李可染先生在1980與壹個山水畫研究班的對話中說:“有些人畫得很好,但從來不寫生。這是有可能發生的,事情有時候會殊途同歸。也許他觀察到了什麽,研究了傳統。”梁樹年是壹個偉大的人,他通過各種途徑通向同壹個目標。與時尚不同的是,他向自然學習不是靠寫生,而是堅持傳統的“看夠了再去旅行”的方式。長期以來,人們在學習和繼承傳統中過於註重筆墨技巧,而缺乏精神上的理解。他們對傳統的觀察方法和創作方法研究不夠,甚至有人壹度斥之為不科學。

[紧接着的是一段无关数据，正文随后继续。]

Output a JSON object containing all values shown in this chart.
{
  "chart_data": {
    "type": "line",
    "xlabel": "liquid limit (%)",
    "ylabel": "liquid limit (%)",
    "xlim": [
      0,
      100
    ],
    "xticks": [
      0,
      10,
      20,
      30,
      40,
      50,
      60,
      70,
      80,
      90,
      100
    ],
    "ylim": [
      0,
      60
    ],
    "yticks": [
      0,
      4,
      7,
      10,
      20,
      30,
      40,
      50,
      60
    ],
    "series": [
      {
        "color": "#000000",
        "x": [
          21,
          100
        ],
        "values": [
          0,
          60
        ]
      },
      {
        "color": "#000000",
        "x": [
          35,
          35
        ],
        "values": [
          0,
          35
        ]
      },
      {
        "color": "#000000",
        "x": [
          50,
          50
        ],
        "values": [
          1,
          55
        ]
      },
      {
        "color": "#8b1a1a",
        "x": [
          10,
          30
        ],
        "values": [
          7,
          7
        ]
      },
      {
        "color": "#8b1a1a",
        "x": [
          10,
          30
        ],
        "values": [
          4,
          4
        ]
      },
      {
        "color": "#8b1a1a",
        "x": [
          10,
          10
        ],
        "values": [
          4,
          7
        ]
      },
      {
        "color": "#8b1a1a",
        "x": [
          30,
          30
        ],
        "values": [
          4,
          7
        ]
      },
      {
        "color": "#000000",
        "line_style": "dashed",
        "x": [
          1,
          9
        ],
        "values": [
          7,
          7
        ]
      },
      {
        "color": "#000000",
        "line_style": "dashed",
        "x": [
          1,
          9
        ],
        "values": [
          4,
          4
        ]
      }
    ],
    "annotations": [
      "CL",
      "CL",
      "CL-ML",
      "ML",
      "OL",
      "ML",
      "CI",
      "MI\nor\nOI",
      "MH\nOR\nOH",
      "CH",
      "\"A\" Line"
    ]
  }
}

本世紀初,西方寫實主義的傳入和寫實方法的推行,無疑給沒落的中國畫壇帶來了蓬勃的生機,整體上是積極的。但是,由於這壹理論的局限性和狹隘的理解,也給中國畫的發展帶來了負面影響。回顧梁樹年的創作歷程,總結他的觀察、創作方法和成功的創作經驗,再次證明了中國繪畫傳統的強大生命力,證明了只有站在傳統之上,深入傳統之中,在精神上貼近傳統,才能創作出既有民族特色又有時代精神的偉大作品。
梁樹年有深厚的傳統基礎。他不僅集詩、書、畫於壹身,而且在畫論上也有非常高的造詣。憑借其廣博的修養和極高的悟性,他壹回歸自然,就表現出了極大的創作熱情,創作了大量具有濃郁時代背景的作品。他畫山的意旨不在山,畫水的意旨不在水,畫散漫的意旨不在散漫,而在物象的抒情,用景物表達壹種崇尚自然,鄙棄世俗,為生活而奮鬥,為進步而奮鬥的博大精神。梁樹年壹生喜歡畫山松。
梁樹年先生85歲時寫了壹首名為《自律》的詩,詩中寫道:“孩子懶得塗抹,卻想跳過去。學了之後不容易知道,但是嘆十年也不可能。馬又長又老,渴望指點,水盡。有了真心,就沒有未來。如遇迷茫,不要輕言放棄,而要充耳不聞。獠牙如星,我借石攻。筆墨紛紛而下,詩情畫意亦如畫,胸襟包容。山川丘陵,雲已見峰。”這首詞用平實的語言,道出了畫家壹生學習和追求藝術的艱辛歷程,表達了他千裏奮進的精神和經營人民藝術的理想與追求,讀來令人振奮。